Day #89.2: Vulnerable.

Being a nurse isn't easy. More specifically, being an emergency room nurse...isn't easy. I'm not saying all areas of nursing don't suck. I'm just saying sometimes my job...sucks.

I have seen people at the start of their lives...after their first fews breaths of life in this world. However, I have seen more people breathe their last breaths in this world. 

It is physically and emotionally draining and exhausting.

My experience with death, unfortunately, isn't lacking. My first memory of death was my grandma. She died when I was 12. Basically, right in front of me. She was talking one minute. The next minute I was screaming for my mom, 30 seconds later, I watched my mom give her mom CPR while we waited for the paramedics to arrive. I could go into more details, however, I won't. Let's just say, the memory is vivid.

I'll never forget the first patient who died on me. One minute he was awake and looking at me, the next minute he tongued his breathing tube out, 30 seconds later, his heart stopped. His family hugged me tightly for a long time as I sobbed and said "I'm so sorry". They were stronger than me that day.

Then there was the day when two of my friends and co-workers, had to sit me down and tell me my best friend died. I started working in the ER in 2008. That summer I was working a Saturday night shift, when a trauma came in. The trauma was my best friend, Brandon. When he came in, I had no idea who it was. CPR was in progress. My co-workers worked on him, probably for longer than they should have, knowing he was my friend. He was 26. He wasn't wearing his seat belt. He was also drinking. 

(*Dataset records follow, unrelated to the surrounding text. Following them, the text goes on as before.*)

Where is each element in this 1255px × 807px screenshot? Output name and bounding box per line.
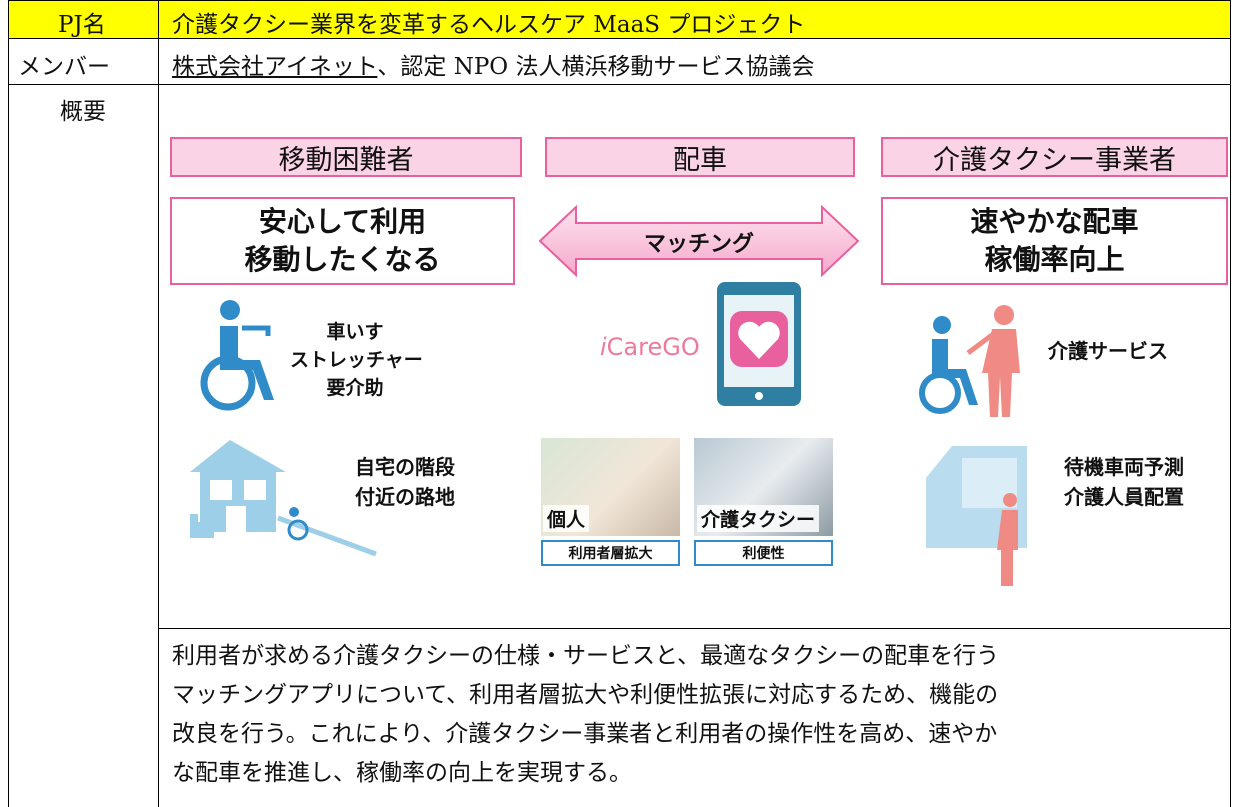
photo-caption: 介護タクシー	[697, 505, 820, 532]
company: 株式会社アイネット	[172, 54, 378, 80]
ops-line: 待機車両予測	[1064, 455, 1184, 479]
goal-box: 速やかな配車 稼働率向上	[881, 197, 1228, 285]
needs-line: ストレッチャー	[290, 349, 423, 371]
place-line: 自宅の階段	[355, 455, 455, 479]
house-icon	[190, 440, 377, 557]
photo-label: 利便性	[694, 540, 833, 566]
title-row-bg	[8, 0, 1231, 38]
care-icon	[919, 305, 1020, 417]
needs-line: 車いす	[326, 321, 384, 343]
column-header: 移動困難者	[170, 137, 522, 177]
ops-text: 待機車両予測 介護人員配置	[1064, 452, 1184, 512]
members-rest: 、認定 NPO 法人横浜移動サービス協議会	[377, 54, 815, 80]
members: 株式会社アイネット、認定 NPO 法人横浜移動サービス協議会	[172, 47, 814, 81]
needs-text: 車いすストレッチャー 要介助	[290, 318, 423, 402]
description-line: 改良を行う。これにより、介護タクシー事業者と利用者の操作性を高め、速やか	[172, 721, 998, 747]
description-line: 利用者が求める介護タクシーの仕様・サービスと、最適なタクシーの配車を行う	[172, 643, 1000, 669]
goal-box: 安心して利用 移動したくなる	[170, 197, 515, 285]
goal-line: 稼働率向上	[984, 243, 1125, 276]
description-line: な配車を推進し、稼働率の向上を実現する。	[172, 760, 632, 786]
rule	[158, 628, 1231, 629]
photo-label: 利用者層拡大	[541, 540, 680, 566]
needs-line: 要介助	[326, 377, 384, 399]
ops-line: 介護人員配置	[1064, 485, 1184, 509]
goal-line: 移動したくなる	[244, 243, 441, 276]
rule	[8, 38, 1231, 39]
pj-title: 介護タクシー業界を変革するヘルスケア MaaS プロジェクト	[172, 12, 806, 38]
column-header: 配車	[545, 137, 855, 177]
goal-line: 速やかな配車	[970, 205, 1139, 238]
rule	[8, 0, 1231, 1]
overview-label: 概要	[60, 99, 106, 125]
rule	[8, 0, 9, 807]
wheelchair-icon	[200, 300, 274, 411]
phone-icon	[717, 282, 801, 406]
arrow-label: マッチング	[643, 232, 754, 257]
place-text: 自宅の階段付近の路地	[355, 452, 455, 512]
logo-text: CareGO	[606, 333, 700, 361]
rule	[1230, 0, 1231, 807]
column-header: 介護タクシー事業者	[881, 137, 1228, 177]
app-logo: iCareGO	[600, 333, 700, 361]
service-text: 介護サービス	[1048, 339, 1168, 363]
rule	[158, 0, 159, 807]
description-line: マッチングアプリについて、利用者層拡大や利便性拡張に対応するため、機能の	[172, 682, 999, 708]
members-label: メンバー	[18, 54, 110, 80]
pj-label: PJ名	[58, 12, 106, 38]
rule	[8, 84, 1231, 85]
matching-arrow	[538, 205, 860, 277]
photo-caption: 個人	[543, 505, 590, 532]
van-icon	[926, 446, 1027, 586]
place-line: 付近の路地	[355, 485, 455, 509]
goal-line: 安心して利用	[258, 205, 427, 238]
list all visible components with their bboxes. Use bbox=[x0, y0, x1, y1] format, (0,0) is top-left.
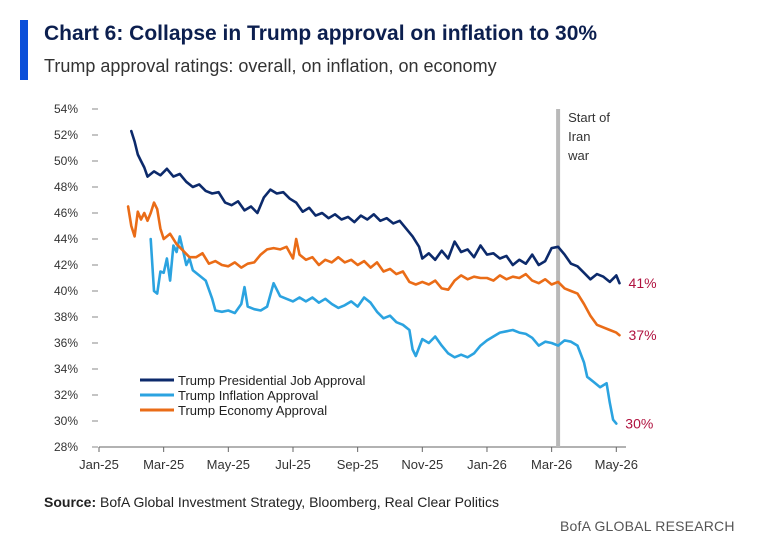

Two of my friends, took me into a consult room and told me "Brandon died". Probably one of the hardest things they had to do and probably some of the worst words I have ever heard. I screamed through my cries. I know what it feels like to be the family or friends, that are sat down and told their loved one died. I have been on that end. I am more often the person on the other side, working on the patient who is dead or dying, attempting to keep them alive. 

A middle age man came into the ER last summer. He was awake, he was talking. He was having a heart attack, severe enough that he had to receive treatment quickly. Hubby was working and I had him go with me to transfer this patient to the cardiac cath lab. His wife walked with us. Before we took him into the procedure room, we stopped to let her say good-bye to him. They kissed quickly, said I love you and separated, fully expecting to see each other in a few hours. 

He died within that hour.

Hubby and I went outside, processing what had just happened. He looked at me and said, "We were with her...we were there the last time they saw each other. We were there when they said good-bye." For some reason, this hit home and I freaking lost it. I cried for the next 2 days every time I thought about it.

My grandpa died this summer. He was awake and alert, several hours before he died. He made jokes. He flung (Yes, literally FLUNG) his dentures out of his mouth and said "I don't need these." He died a few hours later. He made up his mind. It was time. 

Today a twenty-something year old man came into the ER. He walked in with his father. He talked to me. He joked with me. I saw him from the moment he walked into the ER. I saw him the moment he unexpectedly died just over 4 hours later.

He was 2 years older than me. He walked in. He was talking and joking. He refused a wheelchair at first.

I'm not reflecting on these experiences to be morbid. I have dealt with a lot of emotional experiences in my short career. These are the ones I vividly remember. Somehow, just writing about them...makes me feel a tiny bit better.

Nursing is not easy. For some reason, people go into this career thinking it's an easy way to make money. Maybe for some it is. For most, it isn't.

It's okay to be vulnerable sometimes. Sometimes you need to let it all out. Thank-you for listening to my rambles :)

Until tomorrow, 

Big, Beautiful & Broke... Chelsea


  1. You're still stronger than many other people, thank you for being a nurse and making a difference!

  2. This is deep your a very strong lady to take all those emotions on, I know I wouldn't be able to do it. I lost my grandma when I was 9 and I don't think I've ever fully recovered from losing her. As an adult I look back on it and it's like she was just there. Thank you for doing all you do in your career the world needs passionate and caring people like you <3

  3. Dear Chelsea, Thank you for sharing. Your job is more than I could handle. I'm not a big death person and would rather avoid the subject. At the same time, writing helps you heal. Through all of your stressful moments at work, be sure to keep writing. I have other stress relief tips, if you're interested. Esther Norine Designs

  4. Your post is so deep and heart wrenching. I know that I'm not the kind of person cut out for nursing but I thank my lucky stars that there are wonderful people like you who are. I am so sorry for your losses.